I think the biggest issue is that you'd have to account for varying load
on the box. If we assume that the database is the only thing running on
the box, we might be able to do that by looking at things like how much
IO traffic we generated (though of course OS caching will screw with
that).

Actually, that's another issue... any plans run after the first one will
show up as being artificially fast, since there will be a lot of extra
cached data.

Yes, caching issues prevent you from using wall-clock time. We could instrument the code to count the number of rows vs. the number predicted for each internal join, from which new cost estimates could be generated.

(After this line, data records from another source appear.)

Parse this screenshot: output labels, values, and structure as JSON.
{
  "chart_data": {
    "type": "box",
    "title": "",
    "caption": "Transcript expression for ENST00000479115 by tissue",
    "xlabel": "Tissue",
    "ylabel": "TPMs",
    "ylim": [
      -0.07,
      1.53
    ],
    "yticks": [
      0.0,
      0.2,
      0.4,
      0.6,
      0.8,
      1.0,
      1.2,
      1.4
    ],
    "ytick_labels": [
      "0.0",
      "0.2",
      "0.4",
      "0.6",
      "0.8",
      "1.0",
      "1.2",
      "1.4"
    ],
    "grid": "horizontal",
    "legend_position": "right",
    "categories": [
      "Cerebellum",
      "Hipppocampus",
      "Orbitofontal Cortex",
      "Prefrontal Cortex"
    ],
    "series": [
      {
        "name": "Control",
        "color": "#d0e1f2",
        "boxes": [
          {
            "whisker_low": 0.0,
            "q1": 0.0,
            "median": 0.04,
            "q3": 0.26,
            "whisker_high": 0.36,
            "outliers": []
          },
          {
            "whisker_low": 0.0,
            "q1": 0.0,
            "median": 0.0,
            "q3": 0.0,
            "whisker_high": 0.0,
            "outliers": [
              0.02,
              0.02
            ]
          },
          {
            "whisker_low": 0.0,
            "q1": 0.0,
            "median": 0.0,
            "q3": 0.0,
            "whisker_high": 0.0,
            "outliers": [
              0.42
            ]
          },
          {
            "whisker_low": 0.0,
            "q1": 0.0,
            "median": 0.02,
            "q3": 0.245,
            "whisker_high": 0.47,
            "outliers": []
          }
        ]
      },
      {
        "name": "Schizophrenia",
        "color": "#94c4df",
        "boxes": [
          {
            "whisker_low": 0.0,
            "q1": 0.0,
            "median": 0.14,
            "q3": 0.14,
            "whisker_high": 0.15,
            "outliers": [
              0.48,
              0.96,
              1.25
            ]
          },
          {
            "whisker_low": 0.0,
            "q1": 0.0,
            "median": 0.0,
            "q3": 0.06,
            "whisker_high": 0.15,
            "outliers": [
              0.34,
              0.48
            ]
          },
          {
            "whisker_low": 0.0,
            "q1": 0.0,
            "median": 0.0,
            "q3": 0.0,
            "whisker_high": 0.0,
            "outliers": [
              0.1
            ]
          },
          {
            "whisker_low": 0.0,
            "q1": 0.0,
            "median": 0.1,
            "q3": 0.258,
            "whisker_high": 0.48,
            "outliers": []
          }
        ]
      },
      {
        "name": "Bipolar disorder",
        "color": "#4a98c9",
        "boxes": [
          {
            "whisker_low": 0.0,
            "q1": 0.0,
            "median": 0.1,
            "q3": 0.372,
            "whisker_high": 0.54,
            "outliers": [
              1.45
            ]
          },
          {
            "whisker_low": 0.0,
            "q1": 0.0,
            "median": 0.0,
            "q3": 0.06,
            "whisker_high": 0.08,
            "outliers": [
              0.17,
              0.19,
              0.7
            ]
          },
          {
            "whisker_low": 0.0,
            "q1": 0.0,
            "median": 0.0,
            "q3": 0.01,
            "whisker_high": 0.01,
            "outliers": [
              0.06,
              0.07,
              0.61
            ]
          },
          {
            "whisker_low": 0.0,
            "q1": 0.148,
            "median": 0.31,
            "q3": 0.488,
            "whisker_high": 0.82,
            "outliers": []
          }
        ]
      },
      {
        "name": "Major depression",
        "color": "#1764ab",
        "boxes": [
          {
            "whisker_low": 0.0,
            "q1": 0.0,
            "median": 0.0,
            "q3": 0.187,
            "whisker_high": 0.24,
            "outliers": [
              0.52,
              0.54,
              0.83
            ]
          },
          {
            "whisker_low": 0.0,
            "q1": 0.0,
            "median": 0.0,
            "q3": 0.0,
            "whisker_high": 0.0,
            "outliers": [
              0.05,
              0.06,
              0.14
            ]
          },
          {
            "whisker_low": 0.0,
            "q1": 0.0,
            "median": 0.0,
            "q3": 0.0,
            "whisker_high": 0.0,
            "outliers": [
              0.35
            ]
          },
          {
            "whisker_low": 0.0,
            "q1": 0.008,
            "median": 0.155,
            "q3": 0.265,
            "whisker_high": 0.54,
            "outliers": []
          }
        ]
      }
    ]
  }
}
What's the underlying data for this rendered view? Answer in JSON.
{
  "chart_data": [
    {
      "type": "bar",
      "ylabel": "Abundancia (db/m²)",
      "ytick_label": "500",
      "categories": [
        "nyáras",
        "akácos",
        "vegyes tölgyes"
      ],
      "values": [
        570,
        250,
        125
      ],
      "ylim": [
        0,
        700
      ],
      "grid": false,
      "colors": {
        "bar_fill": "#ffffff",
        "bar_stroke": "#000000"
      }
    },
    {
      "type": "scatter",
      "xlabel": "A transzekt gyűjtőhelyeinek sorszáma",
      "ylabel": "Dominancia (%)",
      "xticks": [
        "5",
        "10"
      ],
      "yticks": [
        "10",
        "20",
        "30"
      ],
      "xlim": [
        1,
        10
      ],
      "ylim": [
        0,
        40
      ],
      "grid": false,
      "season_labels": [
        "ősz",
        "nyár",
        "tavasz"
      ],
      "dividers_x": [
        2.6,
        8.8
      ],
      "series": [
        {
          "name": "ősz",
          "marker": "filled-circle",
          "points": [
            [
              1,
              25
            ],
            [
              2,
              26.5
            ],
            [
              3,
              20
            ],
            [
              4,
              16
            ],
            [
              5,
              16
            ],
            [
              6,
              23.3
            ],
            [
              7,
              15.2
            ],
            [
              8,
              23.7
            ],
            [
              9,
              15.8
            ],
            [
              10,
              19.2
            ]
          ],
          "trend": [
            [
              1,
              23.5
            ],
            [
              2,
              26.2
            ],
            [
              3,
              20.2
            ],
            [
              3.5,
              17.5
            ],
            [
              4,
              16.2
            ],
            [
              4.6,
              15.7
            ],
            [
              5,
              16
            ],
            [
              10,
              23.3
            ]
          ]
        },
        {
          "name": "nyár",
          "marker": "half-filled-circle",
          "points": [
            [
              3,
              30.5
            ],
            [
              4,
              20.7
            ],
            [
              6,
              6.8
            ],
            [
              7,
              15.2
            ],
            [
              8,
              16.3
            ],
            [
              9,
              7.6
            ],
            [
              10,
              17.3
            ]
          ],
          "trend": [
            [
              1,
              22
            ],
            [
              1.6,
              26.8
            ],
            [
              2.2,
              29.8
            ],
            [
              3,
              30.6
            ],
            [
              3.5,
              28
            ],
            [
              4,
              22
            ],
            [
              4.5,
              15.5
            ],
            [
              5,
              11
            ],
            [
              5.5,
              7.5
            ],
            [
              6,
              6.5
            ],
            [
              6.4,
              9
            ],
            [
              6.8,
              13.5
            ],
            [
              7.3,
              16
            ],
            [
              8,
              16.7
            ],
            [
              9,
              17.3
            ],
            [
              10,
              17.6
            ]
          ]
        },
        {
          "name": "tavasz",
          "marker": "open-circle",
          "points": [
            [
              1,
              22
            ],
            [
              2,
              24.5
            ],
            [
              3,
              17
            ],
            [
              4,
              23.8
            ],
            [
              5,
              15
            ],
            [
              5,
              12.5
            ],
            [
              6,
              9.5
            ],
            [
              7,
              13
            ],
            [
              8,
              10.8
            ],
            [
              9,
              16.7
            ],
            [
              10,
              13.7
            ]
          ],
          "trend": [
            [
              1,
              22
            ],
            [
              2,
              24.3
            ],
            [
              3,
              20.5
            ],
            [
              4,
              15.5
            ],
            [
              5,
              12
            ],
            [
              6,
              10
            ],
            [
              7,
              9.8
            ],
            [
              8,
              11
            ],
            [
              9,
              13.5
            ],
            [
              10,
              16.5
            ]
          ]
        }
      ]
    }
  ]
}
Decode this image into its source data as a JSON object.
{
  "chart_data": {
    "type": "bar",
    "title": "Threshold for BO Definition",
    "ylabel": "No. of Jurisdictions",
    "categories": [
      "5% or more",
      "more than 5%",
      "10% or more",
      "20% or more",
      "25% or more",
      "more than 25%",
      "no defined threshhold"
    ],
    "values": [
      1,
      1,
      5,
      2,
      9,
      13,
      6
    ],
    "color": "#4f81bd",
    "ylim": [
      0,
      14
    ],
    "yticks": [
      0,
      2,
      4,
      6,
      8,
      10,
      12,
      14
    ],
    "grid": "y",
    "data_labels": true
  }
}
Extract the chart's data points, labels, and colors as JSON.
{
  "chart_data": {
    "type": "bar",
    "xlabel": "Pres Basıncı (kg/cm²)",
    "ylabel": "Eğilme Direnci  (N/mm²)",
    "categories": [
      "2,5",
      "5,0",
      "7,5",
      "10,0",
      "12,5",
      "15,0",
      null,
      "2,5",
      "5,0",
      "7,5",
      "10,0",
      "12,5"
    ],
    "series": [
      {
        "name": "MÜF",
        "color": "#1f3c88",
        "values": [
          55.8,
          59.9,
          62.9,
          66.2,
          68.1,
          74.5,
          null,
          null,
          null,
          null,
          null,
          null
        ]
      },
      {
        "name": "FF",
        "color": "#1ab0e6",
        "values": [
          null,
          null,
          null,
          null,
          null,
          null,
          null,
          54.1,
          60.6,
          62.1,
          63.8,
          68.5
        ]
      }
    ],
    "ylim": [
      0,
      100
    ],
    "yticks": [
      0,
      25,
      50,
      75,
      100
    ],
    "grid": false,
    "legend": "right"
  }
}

Perhaps you can check my reasoning for me: I'm imagining a query which computes AxBxCxD, where A, B, C, and D are actual tables. I'm also imagining that the planner always chooses AxB first, then joins on C, then joins on D. (It does so because the single-table statistics suggest this as the best course of action.) It might be that AxD is a really small metatable, much smaller than would be estimated from the statistics for A independent of the statistics for D, but AxB is pretty much what you would expect given the independent statistics for A and B. So we need some way for the system to stumble upon that fact. If we only ever calculate cross-join statistics for plans that the system chooses, we will only discover that AxB is about the size we expected it to be. So, if the actual size of AxB is nearly equal to the estimated size of AxB, the system will continue to choose the same plan in future queries, totally ignorant of the advantages of doing AxD first.

That last paragraph is my reasoning for suggesting that the system have a mode in which it runs the "runner-up #1", "runner-up #2", etc sorts of plans. Such a mode could force it down alternate paths where it might pick up interesting statistics that it wouldn't find otherwise.

This idea could be changed somewhat. Rather than running the other plans, we could just extract from them which alternate joins they include, and consider also calculating those join statistics.